Полная версия
Дарья Рябинина о людях Сибири
Рябинины уже забыли немного о происшедшем, решили, что
встреча была случайной, но забираться в лес далеко не стали, не
взяли они и детей. И что же вы думаете? Склонившись, собирали
они ягоды, вдруг сзади послышался шорох сухой травы и чье-то
дыхание. Арина распрямилась: боже мой, прямо на неё едет он на
темно-буром гривастом коне, улыбаясь.
– Здорово были, – поздоровался он и, подбоченясь, остановился.
– Крестник, кажется, наш, так что ли? – Отец стоял на одном
колене, собирая бруснику.
При виде его сел на землю,
– Что, отец помочь вам, аль нет? Как вы думаете, а то мы
мигом.
– Да нет, не стоит, мы помаленьку сами, да скоро уж и ехать
надо.
А ехать они не собирались, только что приехали.
Ты отец не бойся,мы тебя не тронем– инвалида не обидим,
но молчи, что видел ты нас: не видел и не слышал! Вот конишкато у тебя хреновенький – бери моего, ты мне как крестник, отец
будешь. Жаль мне тебя, одноногого.
Но отец вежливо отнекался. Пришелец покурил, помолчал,
попрощался, чему-то ухмыляясь, стегнув своего красавца-коня,
скрылся из виду.
– Но, Паша, не сносить нам с тобой головы на плечах, следит
он ровно за нами!
– Тебя украсть хочет, – пошутил отец, но шутка не получилась.
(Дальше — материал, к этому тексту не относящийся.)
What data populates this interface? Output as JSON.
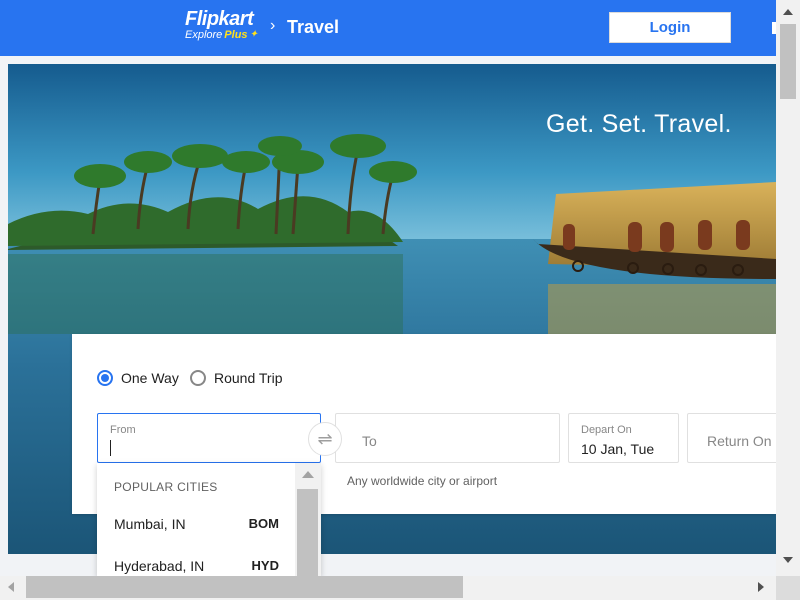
{
  "header": {
    "logo_main": "Flipkart",
    "logo_explore": "Explore",
    "logo_plus": "Plus",
    "breadcrumb_sep": "›",
    "section_title": "Travel",
    "login_label": "Login"
  },
  "hero": {
    "tagline": "Get. Set. Travel."
  },
  "search": {
    "trip_types": [
      {
        "label": "One Way",
        "selected": true
      },
      {
        "label": "Round Trip",
        "selected": false
      }
    ],
    "from": {
      "label": "From",
      "value": ""
    },
    "swap_icon": "swap-arrows-icon",
    "to": {
      "placeholder": "To"
    },
    "depart": {
      "label": "Depart On",
      "value": "10 Jan, Tue"
    },
    "return": {
      "placeholder": "Return On"
    },
    "to_hint": "Any worldwide city or airport"
  },
  "dropdown": {
    "heading": "POPULAR CITIES",
    "cities": [
      {
        "city": "Mumbai, IN",
        "code": "BOM"
      },
      {
        "city": "Hyderabad, IN",
        "code": "HYD"
      }
    ]
  },
  "colors": {
    "brand": "#2874f0",
    "accent_yellow": "#ffe11b"
  }
}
Арина обиделась и все время молчала до самого дома, как бы
к ней ни обращался Павел.
– Надулась как мышь, чего я тебе сказал обидного, ну, пошутил
– ну, прости, ладно? – и замолчал тоже.
– Действительно, чего он к нам пристал, – задумался отец. –
Или так бродит по лесу, чаво-то ищет.
Прошло какое-то время, начались холодные ночи, даже днём
замерзали лужицы по улицам. Со всеми работами многие управились, отец с матерью тоже. Вечерами люди собирались в какойнибудь избе и долго говорили о всякой всячине. Собрались как-то
и к ним на посиделки мужики.
Клубов-то не было. Сидели на корточках у стенок, в доме где
хотелось в этот вечер провести. Кто-то начал разговор о том, что
недавно трое встретили на крутой горке и обобрали догола проезжавших двух мужиков, возвращавшихся из города в село; покончив с продажей мяса, они немного выпили, выехали поздно.
Тут как раз и налетели те трое, насмерть перепугали мужиков,
Все у них отобрали, да еще и побили. Мужики были богатые.
Павел в течение всего разговора не сказал ни слова. Он понял, что
эти трое и были – они, но почему они не тронули его, Павла, ни
разу, даже золотые кинули, в чем дело?
– Тут что-то не то, как бы он нас разом не накрыл, – задумался
Павел.
Кум Егор сидел к печи русской спиной, посмотрел сбоку на
Павла и спросил:
– Павел, что-то ты не в себе – молчишь?
Павел даже вздрогнул, напугался:
– Нет, ничего, я задумался.
Его обдало холодом – а вдруг кто нашёл кошелёк с золотом,
да пытают ума? Да куда же задевался проклятый? – Он снова уставился в пол глазом и так сидел некоторое время.
Петька прятал свой клад усиленно – сегодня здесь, завтра в
другое место. Думал купить что-нибудь на них, но вытащит большую тяжелую медяшку из кошелька, покрутит, повертит, да и снова положит: нет, это старые, старинные какие-то, даже мамка не
ищет – они негодные, и снова положит. Интерес к таким деньгам
наконец пропал. Петька залез на чердак своей избушки без всякого интереса и тайностей положил на боровке этот кошелек, где
лежала каменная плитка, на неё и положил кошелек Петька.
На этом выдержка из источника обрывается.